None of her animals are cash cows. Spinelli and her husband have been saving animals for nearly three years. Their operation got nonprofit status last August.
Spinelli’s day job is running Synergy HomeCare, which she founded in 2020 to help seniors live at home. She can manage most of it from her home, allowing her to spend four hours a day in the barn. She said 80% of her salary supports the farm—she also makes and sells vegan cheese—and is always looking for donations of money, food or time.
Spinelli’s husband works in information technology for Vollrath Co. in Sheboygan and helps manage the farm.
Inside the house, the couple have Rocky the rescue dog and Gummy the rescue cat, who Spinelli met as a kitten when it was sick and would have likely been killed by predators.
Deciding to take new animals sometimes depends on fundraising. Every cow, Spinelli said, “will have a $200 vet bill right away” since all get checked and isolated for two weeks in case of disease.

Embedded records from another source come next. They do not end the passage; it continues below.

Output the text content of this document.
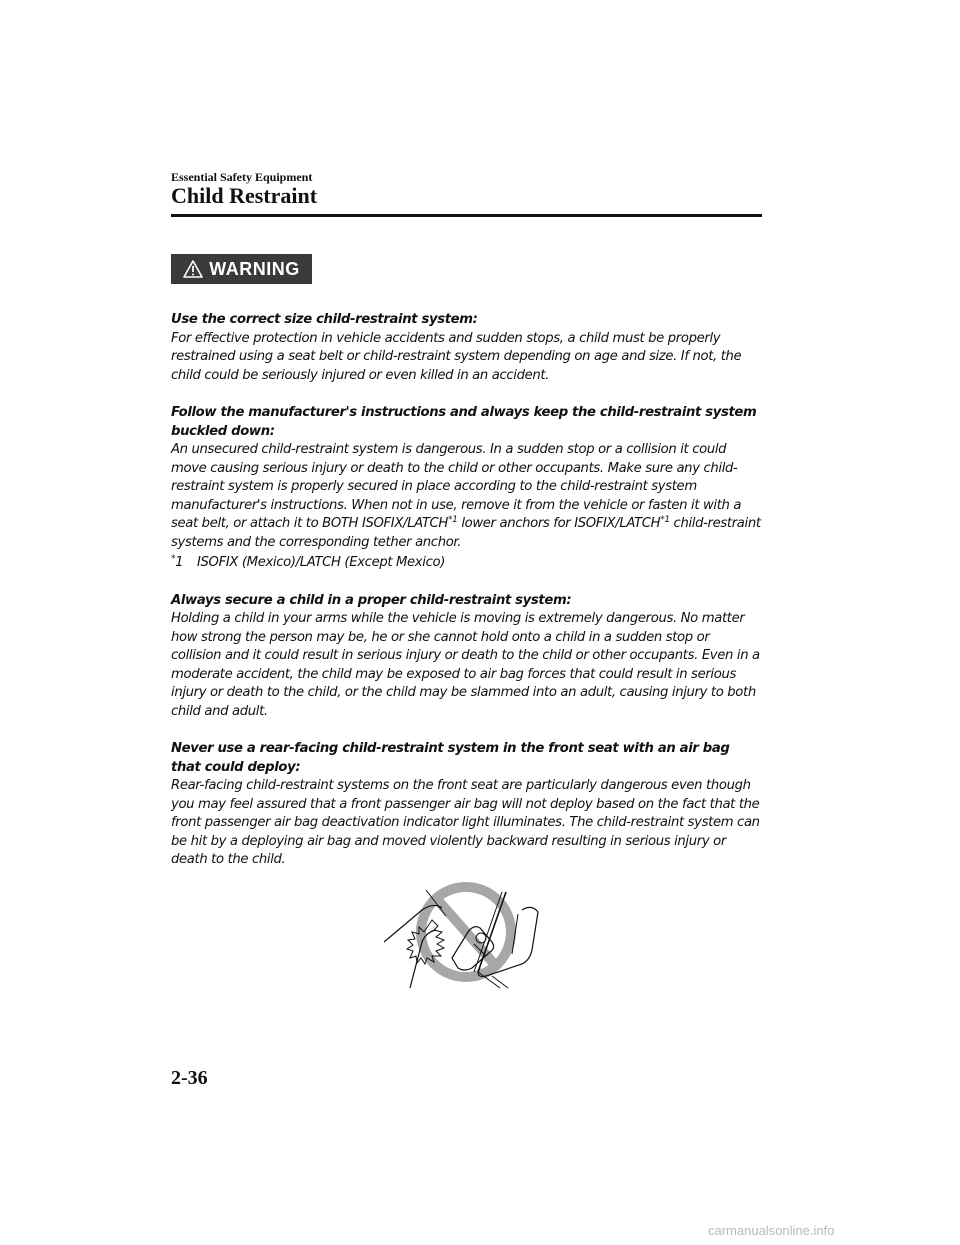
Essential Safety Equipment
Child Restraint
WARNING

Use the correct size child-restraint system:
For effective protection in vehicle accidents and sudden stops, a child must be properly restrained using a seat belt or child-restraint system depending on age and size. If not, the child could be seriously injured or even killed in an accident.

Follow the manufacturer's instructions and always keep the child-restraint system buckled down:
An unsecured child-restraint system is dangerous. In a sudden stop or a collision it could move causing serious injury or death to the child or other occupants. Make sure any child-restraint system is properly secured in place according to the child-restraint system manufacturer's instructions. When not in use, remove it from the vehicle or fasten it with a seat belt, or attach it to BOTH ISOFIX/LATCH$^{*1}$ lower anchors for ISOFIX/LATCH$^{*1}$ child-restraint systems and the corresponding tether anchor.

*1 ISOFIX (Mexico)/LATCH (Except Mexico)

Always secure a child in a proper child-restraint system:
Holding a child in your arms while the vehicle is moving is extremely dangerous. No matter how strong the person may be, he or she cannot hold onto a child in a sudden stop or collision and it could result in serious injury or death to the child or other occupants. Even in a moderate accident, the child may be exposed to air bag forces that could result in serious injury or death to the child, or the child may be slammed into an adult, causing injury to both child and adult.

Never use a rear-facing child-restraint system in the front seat with an air bag that could deploy:
Rear-facing child-restraint systems on the front seat are particularly dangerous even though you may feel assured that a front passenger air bag will not deploy based on the fact that the front passenger air bag deactivation indicator light illuminates. The child-restraint system can be hit by a deploying air bag and moved violently backward resulting in serious injury or death to the child.

2-36
carmanualsonline.info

Her next step is activism.
“We have this big illusion about dairy cows and how they live,” Spinelli said.
They’re chained, not allowed outside, “raped by someone’s hand inseminating them” and work until they can’t, then are killed.
“I want to do more. They’re beautiful creatures. They don’t deserve to be treated like that,” Spinelli said.
Bucky’s Bull Rescue is hosting a volunteer workday and potluck lunch from 10 a.m. to 2 p.m. Saturday, June 1.